#1 By: Cory Doctorow, January 20th, 2014 20:00
#2 By: jake0748, January 20th, 2014 23:01
This is awesome. I never get tired of seeing what things look like on other celestial bodies. It makes my imagination run wild.
#3 By: rocketpj, January 20th, 2014 23:17
I just love how close the horizon is.
#4 By: Michael Smith, January 21st, 2014 02:59
Careful there: Neil and Buzz were fooled by that as well. At one point they tried to walk towards a pile of rocks which seemed to be right outside the windows of the LM. The clarity of the airless environment made those rocks seem closer than they actually were.
#5 By: bucaneer, January 21st, 2014 07:21
But the actual distance to the horizon is dramatically different too. On Earth an average person standing on the ground would see about 4.5 km to the horizon, whereas on the Moon it would be around 2.4 km (given perfectly level terrain, etc).
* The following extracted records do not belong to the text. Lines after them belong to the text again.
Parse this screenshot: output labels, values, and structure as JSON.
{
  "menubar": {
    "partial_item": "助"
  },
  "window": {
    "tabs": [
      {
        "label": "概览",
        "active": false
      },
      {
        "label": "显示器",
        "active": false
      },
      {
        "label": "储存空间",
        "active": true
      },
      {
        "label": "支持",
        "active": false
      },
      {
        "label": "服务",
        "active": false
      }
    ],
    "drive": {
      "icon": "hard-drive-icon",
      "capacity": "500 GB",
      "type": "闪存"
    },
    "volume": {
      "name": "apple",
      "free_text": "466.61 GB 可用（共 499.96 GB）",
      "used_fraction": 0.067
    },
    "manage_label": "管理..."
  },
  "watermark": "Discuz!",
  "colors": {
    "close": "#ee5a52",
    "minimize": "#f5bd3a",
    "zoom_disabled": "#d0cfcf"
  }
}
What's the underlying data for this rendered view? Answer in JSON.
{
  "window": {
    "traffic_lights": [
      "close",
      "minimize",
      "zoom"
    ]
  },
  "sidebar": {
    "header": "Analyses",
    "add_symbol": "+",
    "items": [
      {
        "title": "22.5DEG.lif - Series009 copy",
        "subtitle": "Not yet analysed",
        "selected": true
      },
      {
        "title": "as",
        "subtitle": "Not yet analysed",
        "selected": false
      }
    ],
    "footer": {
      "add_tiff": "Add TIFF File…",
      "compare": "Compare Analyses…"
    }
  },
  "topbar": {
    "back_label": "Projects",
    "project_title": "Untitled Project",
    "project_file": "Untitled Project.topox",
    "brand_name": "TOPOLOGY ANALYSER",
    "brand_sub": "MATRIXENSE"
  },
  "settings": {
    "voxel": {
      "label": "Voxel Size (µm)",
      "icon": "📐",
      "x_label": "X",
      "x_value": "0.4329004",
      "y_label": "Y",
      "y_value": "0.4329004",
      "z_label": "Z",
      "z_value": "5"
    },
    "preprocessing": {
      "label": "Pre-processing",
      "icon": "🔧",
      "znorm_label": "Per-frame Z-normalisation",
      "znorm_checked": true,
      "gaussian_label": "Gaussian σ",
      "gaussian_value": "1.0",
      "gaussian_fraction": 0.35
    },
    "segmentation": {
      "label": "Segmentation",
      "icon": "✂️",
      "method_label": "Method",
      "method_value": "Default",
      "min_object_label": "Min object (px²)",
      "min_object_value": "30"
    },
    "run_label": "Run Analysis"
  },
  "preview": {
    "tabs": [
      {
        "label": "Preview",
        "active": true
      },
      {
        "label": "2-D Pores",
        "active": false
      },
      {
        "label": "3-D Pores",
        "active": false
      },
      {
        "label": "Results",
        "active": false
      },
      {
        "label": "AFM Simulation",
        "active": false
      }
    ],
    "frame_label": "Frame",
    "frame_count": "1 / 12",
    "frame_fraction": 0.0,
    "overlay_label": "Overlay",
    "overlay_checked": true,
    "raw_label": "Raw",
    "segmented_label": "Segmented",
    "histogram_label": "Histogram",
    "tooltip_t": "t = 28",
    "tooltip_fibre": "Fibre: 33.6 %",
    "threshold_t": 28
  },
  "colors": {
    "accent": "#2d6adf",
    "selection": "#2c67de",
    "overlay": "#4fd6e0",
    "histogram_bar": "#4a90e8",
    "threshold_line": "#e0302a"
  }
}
#6 By: GaryGoldfinch, January 21st, 2014 07:50
A little disappointed that these images look just like the Apollo shots, has fakery not come on at all in forty years?
#7 By: Peter Allan, January 21st, 2014 08:55
The illuminated crescent of earth should be closest to the sun. Apollo fakers didn't make trivial mistakes like that.
#8 By: Jake Wilcox, January 21st, 2014 10:30
Pretty sure I saw my house, partially eclipsed above the horizon.
Edit: Killed the wrong line.
#9 By: Old, January 21st, 2014 11:30
I spun that pano as fast as I could until I puked in my spacesuit.
#10 By: Jardine, January 21st, 2014 12:38
Needs more Kerbals.
#11 By: Michael Smith, January 22nd, 2014 02:54
Yes, especially considering that the rover and lander are not particularly tall.
#12 By: Ed Rossmell, January 23rd, 2014 12:57
Aaarrrghghg! WHERE is the invert Y axis option?